February 25th, 2014 10:31 AM║ Posted By: John Pennington ║ Permalink
║ Schools: Alabama, Arkansas, Auburn, Florida, Georgia, Kentucky, LSU, Mississippi State, Missouri, Ole Miss, South Carolina, Tennessee, Texas A&M, Vanderbilt
Tags: ACC, HDTV, recruiting, SEC
Over the past couple of seasons a number of college football stadiums have cut down on in-game band performances in order to crank up rock, rap and country music during timeouts. Not all fans have been fond of the move to bring in gameday DJs.
Those fans won’t be happy about a change that will lead to more piped in music this fall.

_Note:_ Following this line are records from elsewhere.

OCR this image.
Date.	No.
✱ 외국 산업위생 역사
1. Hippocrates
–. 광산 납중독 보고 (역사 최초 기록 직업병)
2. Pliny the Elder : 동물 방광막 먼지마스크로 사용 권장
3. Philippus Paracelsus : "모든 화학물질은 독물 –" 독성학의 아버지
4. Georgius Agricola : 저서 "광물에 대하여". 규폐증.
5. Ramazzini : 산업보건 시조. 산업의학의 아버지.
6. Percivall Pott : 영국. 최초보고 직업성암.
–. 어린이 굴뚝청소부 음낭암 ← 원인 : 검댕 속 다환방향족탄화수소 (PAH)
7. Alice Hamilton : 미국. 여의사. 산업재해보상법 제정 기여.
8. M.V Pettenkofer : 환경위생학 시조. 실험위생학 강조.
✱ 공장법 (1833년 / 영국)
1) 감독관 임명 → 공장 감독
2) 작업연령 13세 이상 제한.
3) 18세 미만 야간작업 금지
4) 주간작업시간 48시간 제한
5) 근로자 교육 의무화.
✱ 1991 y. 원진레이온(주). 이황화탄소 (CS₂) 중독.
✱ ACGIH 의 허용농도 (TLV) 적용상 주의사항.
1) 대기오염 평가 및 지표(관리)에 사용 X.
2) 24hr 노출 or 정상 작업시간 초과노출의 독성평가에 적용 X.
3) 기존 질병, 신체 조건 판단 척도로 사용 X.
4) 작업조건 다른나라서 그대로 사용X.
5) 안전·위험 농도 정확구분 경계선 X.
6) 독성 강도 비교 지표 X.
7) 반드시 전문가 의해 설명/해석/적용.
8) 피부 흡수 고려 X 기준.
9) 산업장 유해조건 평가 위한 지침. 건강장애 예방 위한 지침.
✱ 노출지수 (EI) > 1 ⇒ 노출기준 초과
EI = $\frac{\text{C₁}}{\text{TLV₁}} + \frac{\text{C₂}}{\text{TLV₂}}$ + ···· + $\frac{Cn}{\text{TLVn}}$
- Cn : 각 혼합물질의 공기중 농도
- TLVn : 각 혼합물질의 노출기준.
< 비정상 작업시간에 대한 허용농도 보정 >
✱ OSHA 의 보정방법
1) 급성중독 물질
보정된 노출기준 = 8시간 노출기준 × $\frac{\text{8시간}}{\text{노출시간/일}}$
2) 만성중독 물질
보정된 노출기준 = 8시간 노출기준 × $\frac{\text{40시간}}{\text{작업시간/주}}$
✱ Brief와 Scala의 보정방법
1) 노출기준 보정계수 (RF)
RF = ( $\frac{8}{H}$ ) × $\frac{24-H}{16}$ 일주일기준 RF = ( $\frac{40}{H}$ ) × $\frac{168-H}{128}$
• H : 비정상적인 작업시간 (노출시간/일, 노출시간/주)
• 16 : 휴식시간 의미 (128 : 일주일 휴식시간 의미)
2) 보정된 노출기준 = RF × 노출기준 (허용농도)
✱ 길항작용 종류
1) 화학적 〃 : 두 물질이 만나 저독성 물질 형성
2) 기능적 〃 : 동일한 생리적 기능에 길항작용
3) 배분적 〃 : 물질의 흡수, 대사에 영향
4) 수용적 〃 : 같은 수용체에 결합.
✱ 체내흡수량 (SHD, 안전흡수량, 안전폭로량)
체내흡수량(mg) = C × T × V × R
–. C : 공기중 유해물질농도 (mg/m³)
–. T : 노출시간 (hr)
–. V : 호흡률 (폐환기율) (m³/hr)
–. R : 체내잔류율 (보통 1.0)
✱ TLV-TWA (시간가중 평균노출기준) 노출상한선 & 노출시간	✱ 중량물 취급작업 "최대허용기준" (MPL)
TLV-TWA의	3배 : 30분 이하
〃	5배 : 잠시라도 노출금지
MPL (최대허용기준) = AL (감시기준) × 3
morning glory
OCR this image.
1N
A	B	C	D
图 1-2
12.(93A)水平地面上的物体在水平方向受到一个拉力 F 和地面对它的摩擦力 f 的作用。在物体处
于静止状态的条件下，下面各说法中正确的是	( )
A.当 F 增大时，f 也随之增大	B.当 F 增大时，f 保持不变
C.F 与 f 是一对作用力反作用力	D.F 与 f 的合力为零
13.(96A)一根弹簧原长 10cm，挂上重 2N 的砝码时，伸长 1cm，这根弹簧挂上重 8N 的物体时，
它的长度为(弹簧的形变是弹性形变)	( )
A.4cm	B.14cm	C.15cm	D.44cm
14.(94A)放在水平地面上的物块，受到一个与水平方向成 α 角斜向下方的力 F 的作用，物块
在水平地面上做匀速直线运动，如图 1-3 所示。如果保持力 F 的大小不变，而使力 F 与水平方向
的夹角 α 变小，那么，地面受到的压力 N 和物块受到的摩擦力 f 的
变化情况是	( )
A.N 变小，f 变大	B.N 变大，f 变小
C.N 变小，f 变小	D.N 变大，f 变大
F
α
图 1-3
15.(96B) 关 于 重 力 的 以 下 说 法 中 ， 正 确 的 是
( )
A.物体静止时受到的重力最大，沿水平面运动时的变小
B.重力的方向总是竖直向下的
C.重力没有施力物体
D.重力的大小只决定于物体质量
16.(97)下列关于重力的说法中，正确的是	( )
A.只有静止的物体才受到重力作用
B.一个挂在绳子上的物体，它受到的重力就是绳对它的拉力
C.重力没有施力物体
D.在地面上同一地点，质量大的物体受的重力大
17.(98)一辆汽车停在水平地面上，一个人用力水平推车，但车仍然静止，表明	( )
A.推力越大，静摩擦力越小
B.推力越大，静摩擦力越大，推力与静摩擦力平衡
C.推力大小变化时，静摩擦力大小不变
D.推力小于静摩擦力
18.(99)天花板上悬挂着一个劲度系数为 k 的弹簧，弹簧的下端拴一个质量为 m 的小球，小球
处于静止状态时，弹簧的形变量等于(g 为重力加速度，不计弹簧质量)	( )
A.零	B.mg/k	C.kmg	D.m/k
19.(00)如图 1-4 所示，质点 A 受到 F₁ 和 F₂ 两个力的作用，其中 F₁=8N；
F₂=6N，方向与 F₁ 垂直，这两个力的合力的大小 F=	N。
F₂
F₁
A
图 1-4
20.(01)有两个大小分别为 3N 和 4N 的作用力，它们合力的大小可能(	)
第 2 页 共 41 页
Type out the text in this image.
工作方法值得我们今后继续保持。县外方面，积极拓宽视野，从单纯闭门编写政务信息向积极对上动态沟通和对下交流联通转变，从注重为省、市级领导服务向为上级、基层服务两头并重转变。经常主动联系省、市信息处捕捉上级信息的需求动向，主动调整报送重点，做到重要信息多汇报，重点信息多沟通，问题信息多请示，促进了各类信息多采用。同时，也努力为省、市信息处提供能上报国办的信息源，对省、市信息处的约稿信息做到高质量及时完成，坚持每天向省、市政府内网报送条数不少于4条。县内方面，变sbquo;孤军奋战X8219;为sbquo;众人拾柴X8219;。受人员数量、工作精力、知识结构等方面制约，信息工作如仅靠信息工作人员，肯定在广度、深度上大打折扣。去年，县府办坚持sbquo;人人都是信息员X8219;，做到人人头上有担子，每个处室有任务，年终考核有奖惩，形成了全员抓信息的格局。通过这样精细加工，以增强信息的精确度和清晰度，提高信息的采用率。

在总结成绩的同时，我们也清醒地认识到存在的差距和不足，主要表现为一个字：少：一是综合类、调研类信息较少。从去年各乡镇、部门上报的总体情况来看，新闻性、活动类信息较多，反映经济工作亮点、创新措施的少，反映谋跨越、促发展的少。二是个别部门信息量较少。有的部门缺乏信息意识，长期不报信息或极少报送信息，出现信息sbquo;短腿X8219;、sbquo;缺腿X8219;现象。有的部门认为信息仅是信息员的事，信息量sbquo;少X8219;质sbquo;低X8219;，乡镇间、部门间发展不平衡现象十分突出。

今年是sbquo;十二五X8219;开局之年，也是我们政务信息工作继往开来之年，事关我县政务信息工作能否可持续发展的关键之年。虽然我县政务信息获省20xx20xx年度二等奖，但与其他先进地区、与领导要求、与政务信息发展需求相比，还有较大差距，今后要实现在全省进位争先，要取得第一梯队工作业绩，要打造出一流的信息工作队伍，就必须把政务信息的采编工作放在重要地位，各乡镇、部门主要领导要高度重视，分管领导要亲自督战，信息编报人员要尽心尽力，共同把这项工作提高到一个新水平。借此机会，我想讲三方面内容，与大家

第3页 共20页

According to Georgia AD Greg McGarity, the Southeastern Conference has decided to relax its rules regarding sound and music being played in between plays:
“If you need to get people revved up for a big third-down play, you can do that. You could always do it with your band, but now you can do it any way you want to. You still have to stop once the quarterback gets over the ball, gets under the center or in the shotgun…
They were able to do things in the ACC that we were not in the SEC. The rules have changed now for 2014 where we’re able to utilize songs and music up until the point when the quarterback gets over the ball. That’s a big change in the in-game atmosphere.”
So what was behind this move? Well, McGarity is on an SEC panel charged with improving the gameday atmosphere for fans… in order to fend off the attendance declines experienced nationwide since the advent of HDTV and the explosion in the number of televised games. ”Those of us who saw what it did at Clemson, it energized their fanbase with certain songs.”
We believe there’s another angle at play here, too — recruiting. Each year, more schools are tossing out tradition in favor of mix-and-match uniforms that utilize black, gray, all-white and pink color schemes, to name a few. Teenagers like bizarro uniforms, so coaches and schools trot out bizarro uniforms. Now what do you think teenaged recruits would prefer on gameday — a fight song played by a live band or a blaring hip-hop beat or a heavy metal riff? Our money’s on the beat or the riff.
For SEC traditionalists — meaning: older fans — the news that piped-in music will be used in between plays likely won’t be met with much joy. But if the changes help to lure in recruits and fill the student sections once more — areas that are home to tomorrow’s donors and boosters — the old-timers will just have to hold their ears.